Common Types of Mortgage Fraud
Mortgage transactions, which involve multiple parties and large sums of money, provide ample opportunities for fraud. Some such schemes are extremely sophisticated and unique, but the following types of mortgage fraud are the most common:
- Fraudulent Supporting Loan Documentation: Loan applicant submits forged or altered paycheck stubs, or otherwise fraudulent documentation.
- Property Flipping: A piece of real estate is purchased, promptly appraised at a falsely inflated value, and then quickly resold. The fraudulent appraisal is what makes this practice illegal, as “flipping” during a housing boom is not necessarily illegal.
- Straw Buyers: Borrower’s identity is hidden through the use of a nominee, in whose name and credit history the loan application is made.
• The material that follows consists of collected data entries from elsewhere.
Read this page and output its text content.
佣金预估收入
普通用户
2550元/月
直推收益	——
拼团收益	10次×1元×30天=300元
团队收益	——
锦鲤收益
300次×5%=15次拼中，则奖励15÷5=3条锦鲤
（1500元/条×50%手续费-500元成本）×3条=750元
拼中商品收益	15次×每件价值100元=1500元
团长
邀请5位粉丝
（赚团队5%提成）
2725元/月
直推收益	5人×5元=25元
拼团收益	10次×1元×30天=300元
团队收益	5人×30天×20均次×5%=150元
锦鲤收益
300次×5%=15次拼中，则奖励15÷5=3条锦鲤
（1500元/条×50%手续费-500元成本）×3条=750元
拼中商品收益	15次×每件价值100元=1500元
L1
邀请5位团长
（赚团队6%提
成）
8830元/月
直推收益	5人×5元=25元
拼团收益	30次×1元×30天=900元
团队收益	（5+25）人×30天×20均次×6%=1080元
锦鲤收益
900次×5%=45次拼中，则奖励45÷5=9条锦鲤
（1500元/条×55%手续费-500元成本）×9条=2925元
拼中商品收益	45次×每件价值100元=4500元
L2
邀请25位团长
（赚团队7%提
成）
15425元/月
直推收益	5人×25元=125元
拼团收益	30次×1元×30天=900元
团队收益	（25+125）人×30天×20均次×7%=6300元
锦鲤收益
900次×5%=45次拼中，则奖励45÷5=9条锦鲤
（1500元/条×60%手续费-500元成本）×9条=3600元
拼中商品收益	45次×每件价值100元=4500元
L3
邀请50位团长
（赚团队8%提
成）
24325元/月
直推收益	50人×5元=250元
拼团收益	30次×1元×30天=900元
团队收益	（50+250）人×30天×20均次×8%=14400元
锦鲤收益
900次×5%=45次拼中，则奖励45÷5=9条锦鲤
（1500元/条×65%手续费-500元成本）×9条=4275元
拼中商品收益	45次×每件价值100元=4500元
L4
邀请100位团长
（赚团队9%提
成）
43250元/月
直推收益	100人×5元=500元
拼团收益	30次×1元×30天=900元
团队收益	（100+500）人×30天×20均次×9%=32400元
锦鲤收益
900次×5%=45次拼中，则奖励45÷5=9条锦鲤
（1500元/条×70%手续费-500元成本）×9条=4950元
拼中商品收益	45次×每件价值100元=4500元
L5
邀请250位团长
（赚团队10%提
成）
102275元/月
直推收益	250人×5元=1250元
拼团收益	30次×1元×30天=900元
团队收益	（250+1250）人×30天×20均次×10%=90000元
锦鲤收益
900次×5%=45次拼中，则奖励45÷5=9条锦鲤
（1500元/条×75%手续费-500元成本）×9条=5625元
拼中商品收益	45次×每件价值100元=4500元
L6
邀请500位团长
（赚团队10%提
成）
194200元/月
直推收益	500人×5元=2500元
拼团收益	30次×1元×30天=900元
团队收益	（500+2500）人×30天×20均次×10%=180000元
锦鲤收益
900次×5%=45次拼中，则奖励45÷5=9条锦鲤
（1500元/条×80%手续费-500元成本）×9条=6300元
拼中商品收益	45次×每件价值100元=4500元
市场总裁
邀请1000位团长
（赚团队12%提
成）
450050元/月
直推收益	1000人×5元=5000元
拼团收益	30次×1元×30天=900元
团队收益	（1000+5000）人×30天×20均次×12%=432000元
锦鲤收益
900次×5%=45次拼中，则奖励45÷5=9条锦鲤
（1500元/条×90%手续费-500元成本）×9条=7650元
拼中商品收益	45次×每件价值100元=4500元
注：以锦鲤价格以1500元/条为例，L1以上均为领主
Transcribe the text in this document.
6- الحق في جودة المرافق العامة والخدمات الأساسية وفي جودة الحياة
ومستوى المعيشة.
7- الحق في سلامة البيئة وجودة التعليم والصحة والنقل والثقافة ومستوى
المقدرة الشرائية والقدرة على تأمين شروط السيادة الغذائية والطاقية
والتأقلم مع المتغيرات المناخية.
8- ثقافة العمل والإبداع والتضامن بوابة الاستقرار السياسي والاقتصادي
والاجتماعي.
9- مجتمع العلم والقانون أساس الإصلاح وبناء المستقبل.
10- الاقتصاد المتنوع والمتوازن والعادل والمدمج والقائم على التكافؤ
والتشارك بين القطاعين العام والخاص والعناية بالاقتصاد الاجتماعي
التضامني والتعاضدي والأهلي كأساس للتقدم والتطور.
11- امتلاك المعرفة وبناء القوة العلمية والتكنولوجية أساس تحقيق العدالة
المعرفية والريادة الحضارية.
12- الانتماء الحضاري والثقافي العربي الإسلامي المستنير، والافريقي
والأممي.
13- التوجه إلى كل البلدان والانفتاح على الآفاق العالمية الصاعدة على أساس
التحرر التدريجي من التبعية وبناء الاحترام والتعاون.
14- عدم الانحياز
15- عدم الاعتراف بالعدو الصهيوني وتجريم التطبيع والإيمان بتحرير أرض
- Silent Second: Buyer takes out a second mortgage to cover the down payment on the initial loan. It is illegal because the second, smaller loan is taken out without the initial lender’s knowledge.
- Stolen Identity: Mortgage loan applicant uses a fictitious or stolen identity. If stolen, the true person’s name, personal information and credit history is used without their knowledge.
- Equity Skimming: An investor uses a straw buyer, false credit reports and false income documents to obtain a mortgage in the straw buyer’s name. Straw buyer signs property over to investor after closing, relinquishing all property rights. Investor makes no payments but rents the property until it is foreclosed.
- Inflated Appraisal: Appraiser, colluding with the mortgage broker and/or loan officer, provides unrealistically high appraisal value in order to match the buyer’s offer and complete the deal.
State Mortgage Fraud Laws
More than one-third of U.S. states, including California, Florida and New York, have laws prohibiting at least one form of mortgage fraud. The New York law (NY Penal Code, article 187), for example, defines “residential mortgage fraud” as an intentional act that involves statements that contain materially false information or that conceal information for purposes of misleading another party. The crime is prosecuted as a class A misdemeanor all the way up to a class B felony, depending on the severity of the offense.
Federal sentences tend to be more severe than state sentences for equivalent mortgage fraud convictions. Talk to a local attorney to find out more details about the laws in your state.
Civil Liability for Mortgage Fraud
Those accused of committing mortgage fraud may also be held liable for monetary damages incurred by the lender. Civil claims may be based on contractual theories, misrepresentation and/or deceit, conspiracy to defraud the lender or breach of trust. Third parties involved in the fraudulent transaction, such as mortgage brokers or appraisers, may also be liable for damages.